The lieutenant's name is "Perdido," though, which should have clued the townfolk in--the camp heralds the coming of Martial Law, when President Ferdinand Marcos on the pretext of fighting Communism establishes a fascist dictatorship that will last some fourteen years. Diaz has dealt with the subject before, tracing the regime's decade-long progress (Ebolusyon ng Isang Pamilyang Pilipino (Evolution of a Filipino Family, 2004), its psychological consequences (Melancholia, 2008; Encantos, 2007), its repercussions on the near future of 2011 (?!) (Hesus Rebolusyunaryo, 2002).  
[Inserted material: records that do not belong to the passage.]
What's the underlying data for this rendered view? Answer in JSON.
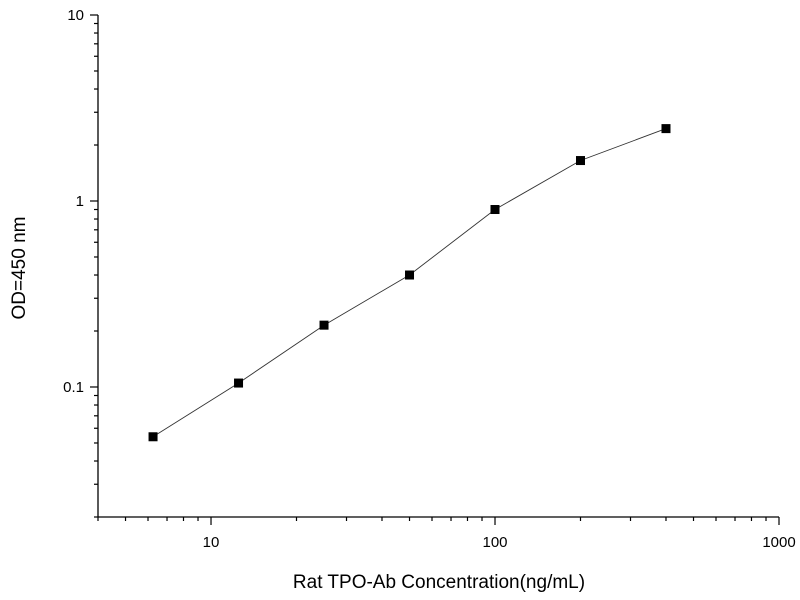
{
  "chart_data": {
    "type": "line",
    "title": "",
    "xlabel": "Rat TPO-Ab Concentration(ng/mL)",
    "ylabel": "OD=450 nm",
    "x_scale": "log",
    "y_scale": "log",
    "xlim": [
      4,
      1000
    ],
    "ylim": [
      0.02,
      10
    ],
    "x_ticks": [
      10,
      100,
      1000
    ],
    "x_tick_labels": [
      "10",
      "100",
      "1000"
    ],
    "y_ticks": [
      0.1,
      1,
      10
    ],
    "y_tick_labels": [
      "0.1",
      "1",
      "10"
    ],
    "grid": false,
    "legend": "none",
    "marker": "square",
    "series": [
      {
        "x": [
          6.25,
          12.5,
          25,
          50,
          100,
          200,
          400
        ],
        "y": [
          0.054,
          0.105,
          0.215,
          0.4,
          0.9,
          1.65,
          2.45
        ],
        "color": "#000000"
      }
    ]
  }
}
Call it the key event of recent Filipino history and, consequently, of Diaz's cinema; but where his earlier films explore effects and echoes, this one explores sources, root causes--not so much historical and social as psychological, emotional, spiritual. The villagers are too wrapped up in their own problems and angst to really question what's happening about them; the military calms their suspicions (somewhat) with courteously worded assurances and continue operations with professional efficiency. Taking a page out of Mario O'Hara's Demons, Diaz surrounds the village with the supernatural: Sito hunting pigeons with Hakob apologizes to one forest spirit after another; a man found dead on the ground is said to have been bitten by an aswang; Heding suspects Joselina of being a kapre's daughter and folks accept the accusation without question. One sign of foreboding follows another so that when the creatures finally step out of the shadows, when the monsters allow themselves to be finally openly seen they're clad in khaki, an automatic rifle strapped to one shoulder. And no one is at all surprised. 

After the military follow the Civilian Home Defense Forces (CHDF), basically armed vigilantes with shabbier uniforms and less training tasked with doing the army's dirtier work, and the horror really hits the fan--but any Filipino knows the rest of the story. It took Diaz, with a two million peso (approximately $45,000) grant from the Film Development Council of the Philippines, to tell the beginning of that story (one beginning of that story) in his own inimitable style; it took Diaz, taking a page from our history, to tell of Eden's precipitous fall from grace--done one September 21, 1972.